Cina: arte in crisi
La crisi economica mondiale ha investito tutti i settori ed anche l’arte contemporanea cinese.
Molti artisti cinesi di fama internazionale, che hanno fatto la fortuna della famosa M50 di Shanghai e della inimitabile 798 Factory di Pechino, sono costretti a trasferirsi in gallerie e studi meno costosi.

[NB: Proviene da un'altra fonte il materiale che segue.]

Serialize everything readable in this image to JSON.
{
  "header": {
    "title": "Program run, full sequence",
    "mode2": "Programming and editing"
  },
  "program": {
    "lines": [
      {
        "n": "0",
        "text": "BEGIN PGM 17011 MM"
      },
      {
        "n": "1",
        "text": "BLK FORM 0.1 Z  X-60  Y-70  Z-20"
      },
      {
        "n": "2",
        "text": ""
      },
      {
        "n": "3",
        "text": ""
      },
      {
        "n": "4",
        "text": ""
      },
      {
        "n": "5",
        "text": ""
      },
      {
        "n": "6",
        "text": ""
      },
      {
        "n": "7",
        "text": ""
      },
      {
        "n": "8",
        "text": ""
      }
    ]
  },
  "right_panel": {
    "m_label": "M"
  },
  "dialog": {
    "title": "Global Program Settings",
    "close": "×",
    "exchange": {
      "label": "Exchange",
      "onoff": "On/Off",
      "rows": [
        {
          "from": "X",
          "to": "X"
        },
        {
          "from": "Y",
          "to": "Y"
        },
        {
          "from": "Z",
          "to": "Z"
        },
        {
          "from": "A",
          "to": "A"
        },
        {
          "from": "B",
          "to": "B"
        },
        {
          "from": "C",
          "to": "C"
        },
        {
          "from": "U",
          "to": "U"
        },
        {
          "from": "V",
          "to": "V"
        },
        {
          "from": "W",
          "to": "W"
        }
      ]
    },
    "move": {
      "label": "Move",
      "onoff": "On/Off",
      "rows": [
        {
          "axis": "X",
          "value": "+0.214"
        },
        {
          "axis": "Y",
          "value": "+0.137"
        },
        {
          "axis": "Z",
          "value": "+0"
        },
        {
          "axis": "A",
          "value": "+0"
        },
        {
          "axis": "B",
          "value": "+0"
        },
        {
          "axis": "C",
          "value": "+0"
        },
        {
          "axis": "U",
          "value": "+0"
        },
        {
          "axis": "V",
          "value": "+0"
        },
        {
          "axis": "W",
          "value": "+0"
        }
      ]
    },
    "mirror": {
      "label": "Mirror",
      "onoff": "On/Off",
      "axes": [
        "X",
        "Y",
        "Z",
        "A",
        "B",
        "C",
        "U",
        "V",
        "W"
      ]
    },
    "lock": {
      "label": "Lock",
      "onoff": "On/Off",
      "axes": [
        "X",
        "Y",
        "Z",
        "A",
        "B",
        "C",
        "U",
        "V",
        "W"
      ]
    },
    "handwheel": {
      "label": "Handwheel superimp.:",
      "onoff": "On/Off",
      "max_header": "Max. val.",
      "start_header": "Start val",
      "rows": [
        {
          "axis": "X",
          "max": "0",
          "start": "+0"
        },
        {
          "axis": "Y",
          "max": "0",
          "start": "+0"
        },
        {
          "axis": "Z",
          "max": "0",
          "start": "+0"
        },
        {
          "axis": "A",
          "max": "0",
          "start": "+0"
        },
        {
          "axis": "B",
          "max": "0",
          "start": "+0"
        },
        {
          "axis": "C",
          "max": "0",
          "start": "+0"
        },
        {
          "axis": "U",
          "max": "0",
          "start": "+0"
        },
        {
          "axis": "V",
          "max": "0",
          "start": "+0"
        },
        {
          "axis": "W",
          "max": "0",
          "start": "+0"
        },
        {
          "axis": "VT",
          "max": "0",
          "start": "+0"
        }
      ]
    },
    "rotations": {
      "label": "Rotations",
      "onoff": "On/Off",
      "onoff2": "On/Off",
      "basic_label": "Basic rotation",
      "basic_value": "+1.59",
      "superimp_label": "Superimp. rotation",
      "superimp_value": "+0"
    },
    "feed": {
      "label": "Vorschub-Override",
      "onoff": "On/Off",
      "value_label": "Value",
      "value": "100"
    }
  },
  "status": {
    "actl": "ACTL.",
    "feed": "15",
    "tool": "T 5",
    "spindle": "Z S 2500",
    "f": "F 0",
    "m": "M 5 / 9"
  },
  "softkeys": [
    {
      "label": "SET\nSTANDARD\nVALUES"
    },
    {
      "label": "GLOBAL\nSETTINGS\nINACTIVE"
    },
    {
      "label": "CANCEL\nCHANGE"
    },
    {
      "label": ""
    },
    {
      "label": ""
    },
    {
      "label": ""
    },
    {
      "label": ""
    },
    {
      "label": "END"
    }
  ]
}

Nonostante il calo delle vendite e il conseguente ribasso di stima delle opere di grandi artisti, come Zhang Xiaogang e Liu Wei, alcune gallerie non hanno perso l’entusiasmo.
I collezionisti stranieri restano il fiore all’occhiello del mercato dell’arte cinese contemporanea, ma anche molti di loro sono pessimisti.
L’italiano Jacopo Cordero, proprietario della Shangheye Gallery, dichiara alla rivista internazionale The Art Newspaper,che nonostante un 2008 positivo da ottobre c’è stato un brusco arresto delle vendite; al contrario la coreana Artside Gallery di Pechino batte la contrazione del mercato con la vendita delle opere in mostra di Oh Soufan.
Dopo il Festival internazionale Shanghai Arts, che ad ottobre ha visto l’arrivo di molti artisti stranieri, Shanghai 2010 sarà l’ennesimo banco di prova per l’arte cinese: in commissione per il Padiglione ci sarà anche l’artista Xiao Hui Wang, che ha partecipato lo scorso anno con due installazioni in mostra “My Last 100 Years” e “Floating Message Board” al festival CinaviCina all’ Auditorium Arte di Roma.